Most recent­ly, I start­ed work­ing at the busiest com­ic book shop in the city as one of the res­i­dent Magic experts. It’s left me try­ing to find my bal­ance again, even though the job is part-time and nev­er feels like work. The posi­tion most­ly involves run­ning the tour­na­ments, trading/selling/organizing cards, and giv­ing peo­ple game advice; things I already love doing in my spare time. A nice bonus is the fact that a new friend hap­pens to be one of the reg­u­lars at the Modern Constructed tour­ney, and I get to root for him and see how he does between match­es.

Shawn even came in to say hi and give me hugs on my first day. Reminders all around that make me feel worth­while, instead of just believ­ing it. It’s the dif­fer­ence between know­ing some­thing in my head to my heart, a gap I’m start­ing to bridge with help from the right peo­ple.

200 miles just to learn

The only time Rob and I ever had a pri­vate con­ver­sa­tion was the night before Aaron’s wed­ding, when we were the last ones up out of the grooms­men stay­ing at my house. Aside from that, I was­n’t sure if I’ve ever con­nect­ed with him on a per­son­al lev­el; I’ve been dis­cov­er­ing how dif­fer­ent­ly some behave when oth­ers are around, and with Aaron or Mel in the mix, he’s got even more to prove than usu­al.

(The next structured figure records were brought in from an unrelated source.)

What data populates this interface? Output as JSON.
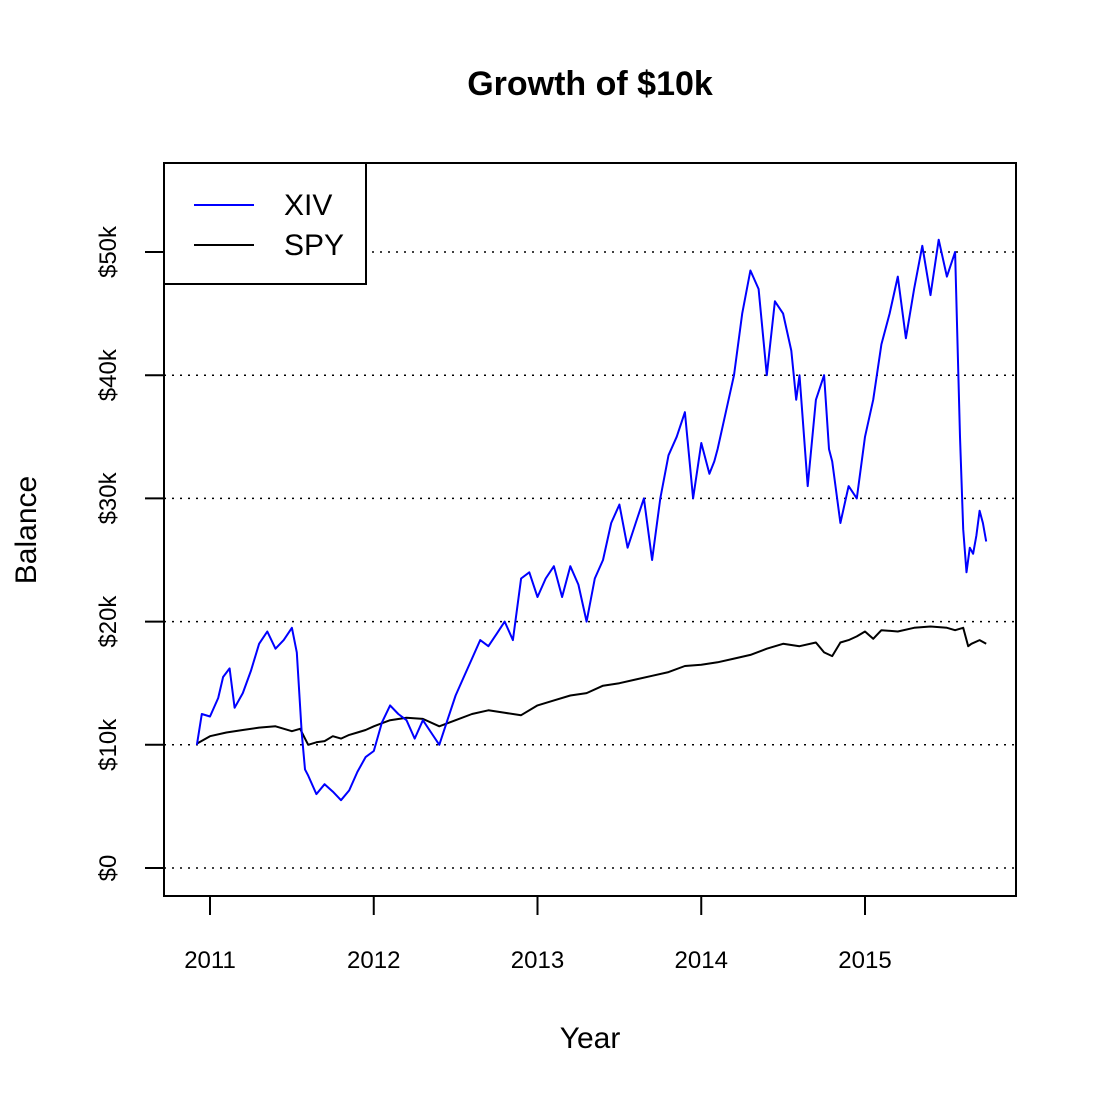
{
  "chart_data": {
    "type": "line",
    "title": "Growth of $10k",
    "xlabel": "Year",
    "ylabel": "Balance",
    "x_range": [
      2010.92,
      2015.74
    ],
    "ylim": [
      0,
      55000
    ],
    "x_ticks": [
      {
        "value": 2011,
        "label": "2011"
      },
      {
        "value": 2012,
        "label": "2012"
      },
      {
        "value": 2013,
        "label": "2013"
      },
      {
        "value": 2014,
        "label": "2014"
      },
      {
        "value": 2015,
        "label": "2015"
      }
    ],
    "y_ticks": [
      {
        "value": 0,
        "label": "$0"
      },
      {
        "value": 10000,
        "label": "$10k"
      },
      {
        "value": 20000,
        "label": "$20k"
      },
      {
        "value": 30000,
        "label": "$30k"
      },
      {
        "value": 40000,
        "label": "$40k"
      },
      {
        "value": 50000,
        "label": "$50k"
      }
    ],
    "grid": "horizontal-dotted",
    "legend": {
      "position": "top-left"
    },
    "series": [
      {
        "name": "XIV",
        "color": "#0000ff",
        "x": [
          2010.92,
          2010.95,
          2011.0,
          2011.05,
          2011.08,
          2011.12,
          2011.15,
          2011.2,
          2011.25,
          2011.3,
          2011.35,
          2011.4,
          2011.45,
          2011.5,
          2011.53,
          2011.56,
          2011.58,
          2011.6,
          2011.65,
          2011.7,
          2011.75,
          2011.8,
          2011.85,
          2011.9,
          2011.95,
          2012.0,
          2012.05,
          2012.1,
          2012.15,
          2012.2,
          2012.25,
          2012.3,
          2012.35,
          2012.4,
          2012.45,
          2012.5,
          2012.55,
          2012.6,
          2012.65,
          2012.7,
          2012.75,
          2012.8,
          2012.85,
          2012.9,
          2012.95,
          2013.0,
          2013.05,
          2013.1,
          2013.15,
          2013.2,
          2013.25,
          2013.3,
          2013.35,
          2013.4,
          2013.45,
          2013.5,
          2013.55,
          2013.6,
          2013.65,
          2013.7,
          2013.75,
          2013.8,
          2013.85,
          2013.9,
          2013.95,
          2014.0,
          2014.05,
          2014.08,
          2014.1,
          2014.15,
          2014.2,
          2014.25,
          2014.3,
          2014.35,
          2014.4,
          2014.45,
          2014.5,
          2014.55,
          2014.58,
          2014.6,
          2014.65,
          2014.7,
          2014.75,
          2014.78,
          2014.8,
          2014.85,
          2014.9,
          2014.95,
          2015.0,
          2015.05,
          2015.1,
          2015.15,
          2015.2,
          2015.25,
          2015.3,
          2015.35,
          2015.4,
          2015.45,
          2015.5,
          2015.55,
          2015.58,
          2015.6,
          2015.62,
          2015.64,
          2015.66,
          2015.68,
          2015.7,
          2015.72,
          2015.74
        ],
        "values": [
          10000,
          12500,
          12300,
          13800,
          15500,
          16200,
          13000,
          14200,
          16000,
          18200,
          19200,
          17800,
          18500,
          19500,
          17500,
          11000,
          8000,
          7500,
          6000,
          6800,
          6200,
          5500,
          6300,
          7800,
          9000,
          9500,
          11800,
          13200,
          12500,
          12000,
          10500,
          12000,
          11000,
          10000,
          12000,
          14000,
          15500,
          17000,
          18500,
          18000,
          19000,
          20000,
          18500,
          23500,
          24000,
          22000,
          23500,
          24500,
          22000,
          24500,
          23000,
          20000,
          23500,
          25000,
          28000,
          29500,
          26000,
          28000,
          30000,
          25000,
          30000,
          33500,
          35000,
          37000,
          30000,
          34500,
          32000,
          33000,
          34000,
          37000,
          40000,
          45000,
          48500,
          47000,
          40000,
          46000,
          45000,
          42000,
          38000,
          40000,
          31000,
          38000,
          40000,
          34000,
          33000,
          28000,
          31000,
          30000,
          35000,
          38000,
          42500,
          45000,
          48000,
          43000,
          47000,
          50500,
          46500,
          51000,
          48000,
          50000,
          35000,
          27500,
          24000,
          26000,
          25500,
          27000,
          29000,
          28000,
          26500
        ]
      },
      {
        "name": "SPY",
        "color": "#000000",
        "x": [
          2010.92,
          2011.0,
          2011.1,
          2011.2,
          2011.3,
          2011.4,
          2011.5,
          2011.55,
          2011.58,
          2011.6,
          2011.65,
          2011.7,
          2011.75,
          2011.8,
          2011.85,
          2011.9,
          2011.95,
          2012.0,
          2012.1,
          2012.2,
          2012.3,
          2012.4,
          2012.5,
          2012.6,
          2012.7,
          2012.8,
          2012.9,
          2013.0,
          2013.1,
          2013.2,
          2013.3,
          2013.4,
          2013.5,
          2013.6,
          2013.7,
          2013.8,
          2013.9,
          2014.0,
          2014.1,
          2014.2,
          2014.3,
          2014.4,
          2014.5,
          2014.6,
          2014.7,
          2014.75,
          2014.8,
          2014.85,
          2014.9,
          2014.95,
          2015.0,
          2015.05,
          2015.1,
          2015.2,
          2015.3,
          2015.4,
          2015.5,
          2015.55,
          2015.6,
          2015.63,
          2015.65,
          2015.7,
          2015.74
        ],
        "values": [
          10100,
          10700,
          11000,
          11200,
          11400,
          11500,
          11100,
          11300,
          10500,
          10000,
          10200,
          10300,
          10700,
          10500,
          10800,
          11000,
          11200,
          11500,
          12000,
          12200,
          12100,
          11500,
          12000,
          12500,
          12800,
          12600,
          12400,
          13200,
          13600,
          14000,
          14200,
          14800,
          15000,
          15300,
          15600,
          15900,
          16400,
          16500,
          16700,
          17000,
          17300,
          17800,
          18200,
          18000,
          18300,
          17500,
          17200,
          18300,
          18500,
          18800,
          19200,
          18600,
          19300,
          19200,
          19500,
          19600,
          19500,
          19300,
          19500,
          18000,
          18200,
          18500,
          18200
        ]
      }
    ]
  }
}
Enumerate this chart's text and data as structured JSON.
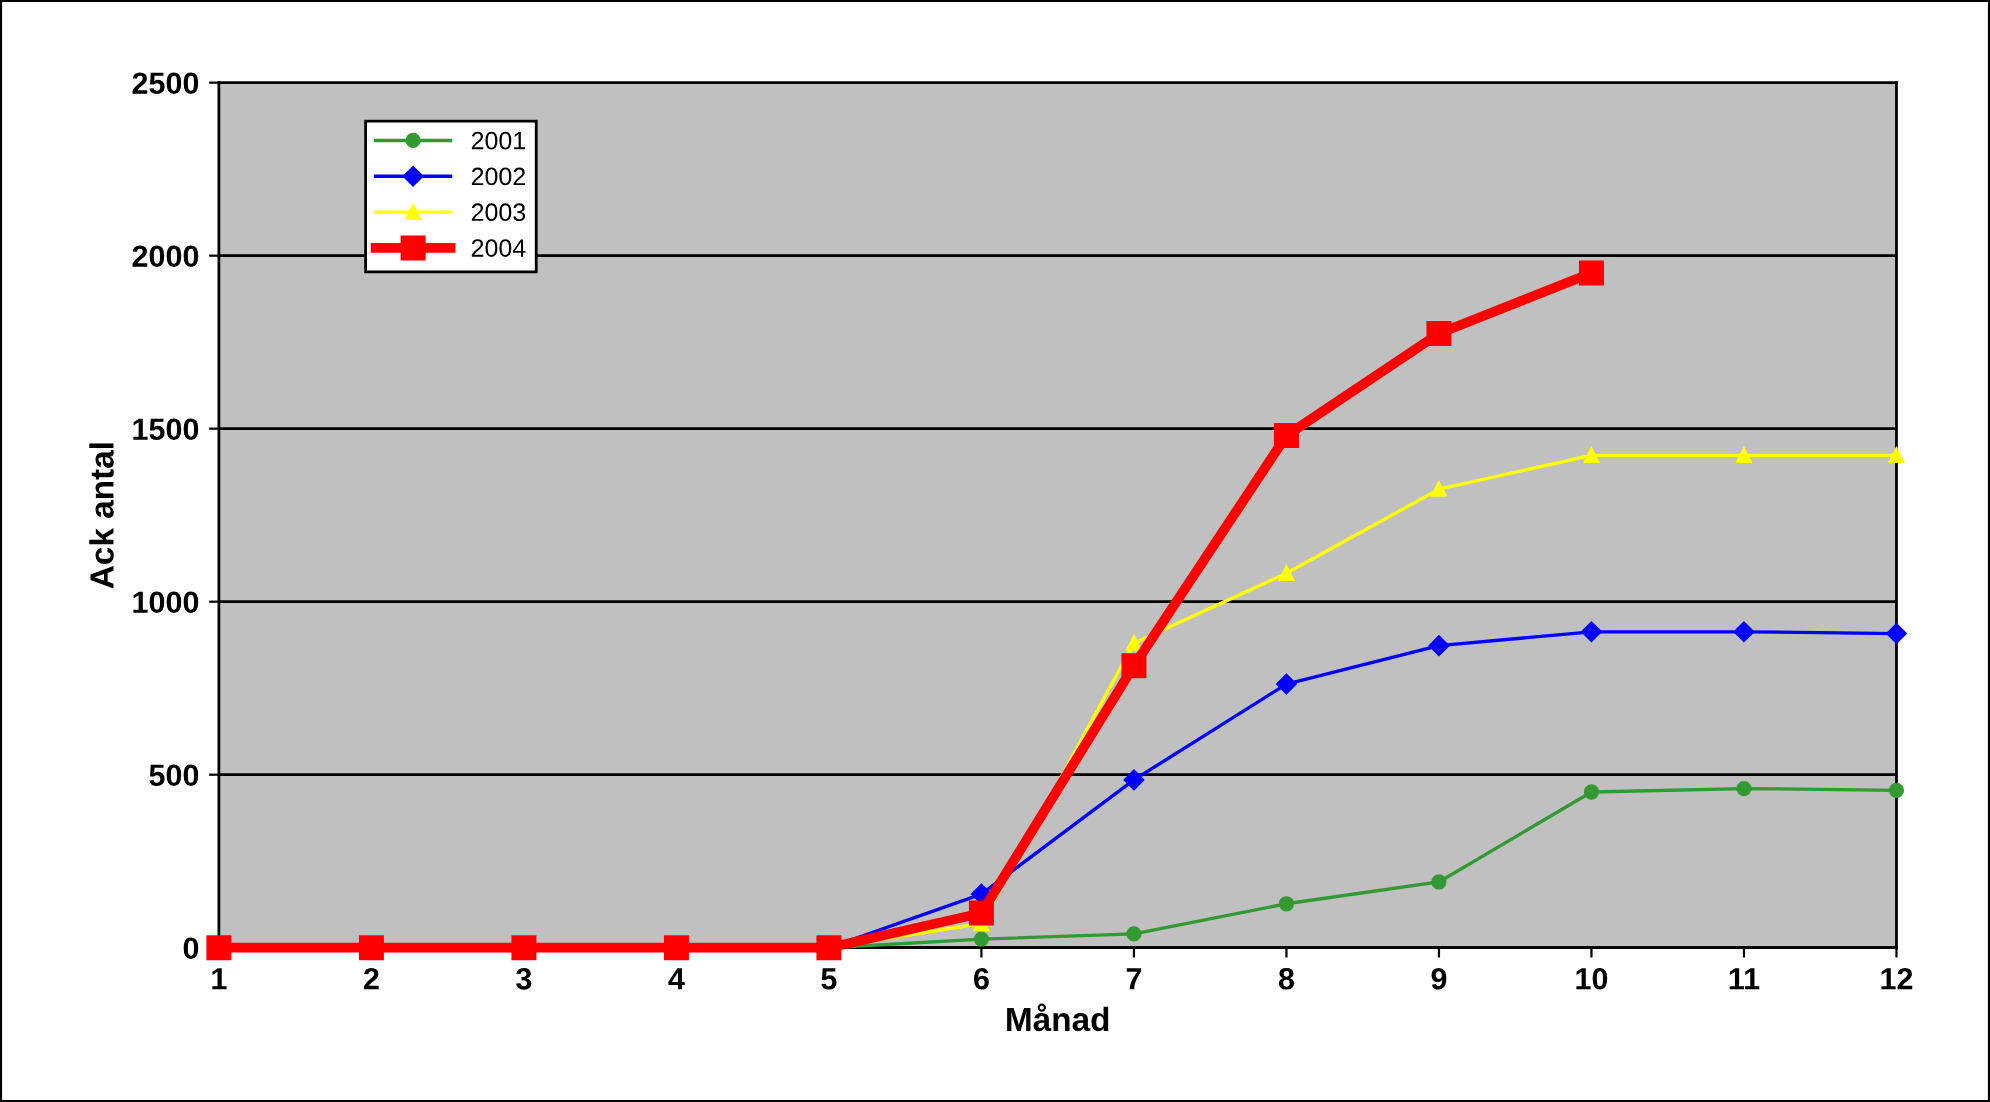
{
  "chart_data": {
    "type": "line",
    "xlabel": "Månad",
    "ylabel": "Ack antal",
    "x": [
      1,
      2,
      3,
      4,
      5,
      6,
      7,
      8,
      9,
      10,
      11,
      12
    ],
    "xlim": [
      1,
      12
    ],
    "xticks": [
      1,
      2,
      3,
      4,
      5,
      6,
      7,
      8,
      9,
      10,
      11,
      12
    ],
    "ylim": [
      0,
      2500
    ],
    "yticks": [
      0,
      500,
      1000,
      1500,
      2000,
      2500
    ],
    "grid": "y",
    "legend": "top left",
    "series": [
      {
        "name": "2001",
        "color": "#339933",
        "marker": "circle",
        "values": [
          null,
          null,
          null,
          0,
          0,
          25,
          40,
          127,
          190,
          450,
          460,
          455
        ]
      },
      {
        "name": "2002",
        "color": "#0000ff",
        "marker": "diamond",
        "values": [
          null,
          null,
          null,
          0,
          0,
          155,
          485,
          762,
          873,
          913,
          913,
          908
        ]
      },
      {
        "name": "2003",
        "color": "#ffff00",
        "marker": "triangle",
        "values": [
          null,
          null,
          null,
          0,
          0,
          70,
          880,
          1082,
          1325,
          1423,
          1423,
          1423
        ]
      },
      {
        "name": "2004",
        "color": "#ff0000",
        "marker": "square",
        "values": [
          0,
          0,
          0,
          0,
          0,
          100,
          815,
          1480,
          1775,
          1950,
          null,
          null
        ]
      }
    ]
  }
}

But I could always tell that under­neath the brash and indomitable impres­sion he gives the world is a wis­dom not shared by many. It was exact­ly that kind of aware­ness I was look­ing to be in the com­pa­ny of, so I took the chance to vis­it when it would be just the two of us. Even though we’re so dif­fer­ent in so many ways, it turns out the things we have in com­mon are more sig­nif­i­cant, and I dis­cov­ered he’s exact­ly the kind of friend I need right now.

photo montage

The man-cave most­ly fea­tures posters of com­ic book heroes and car­toon fig­urines, the only pic­tures being found in a lit­tle frame next to the com­put­er. It was strange to see two of myself in there next to one of him suck­ing back a beer with Trevor. That was back when I rocked my hair with a part down the mid­dle and occa­sion­al­ly some sol­id colour, though I don’t remem­ber any­thing about it oth­er­wise — a strange anom­aly in a per­son with a pho­to­graph­ic mem­o­ry. Lost the hood­ie, still have the coat, won’t be caught wear­ing those glass­es again.

The only oth­er peo­ple who have a pic­ture of me in their homes are Aaron and Alex. I always take those pho­tographs as a telling sign of your rela­tion­ship with some­one. It means they care enough to want you around even when you’re not there. I guess that’s why each of them have more pho­tos of me than both my par­ents com­bined, and why Rob calls me broth­er.

changing dressings

The nurse comes every day to change the dress­ings and keep an eye out for infec­tion. Aside from the list­ing hob­ble, you’d nev­er have an idea of the pun­ish­ment this body has borne under­neath, until a wince when the tube drags against his shirt. That and the fact that there isn’t a bot­tle of Blue in his hand. Otherwise, the acci­dent did­n’t change Rob at all. He’s still the hap­py-go-lucky, take-it-on-the-chin kind of guy. To him, the world has always been sim­ple, an equa­tion that can be solved with mus­cle and mass, and he car­ries both answers in spades.

Under any oth­er cir­cum­stance, I’d hate him. He’s obnox­ious, stub­born, and proud; a type I don’t get along with. But I’m also on his good side, which means he’s loy­al and lov­ing unlike any oth­er, and he shows this every time he squeezes the breath out of my chest until I’m weak and com­ing up for air. Through him, I’m learn­ing to under­stand and accept the peo­ple I’d oth­er­wise turn away from.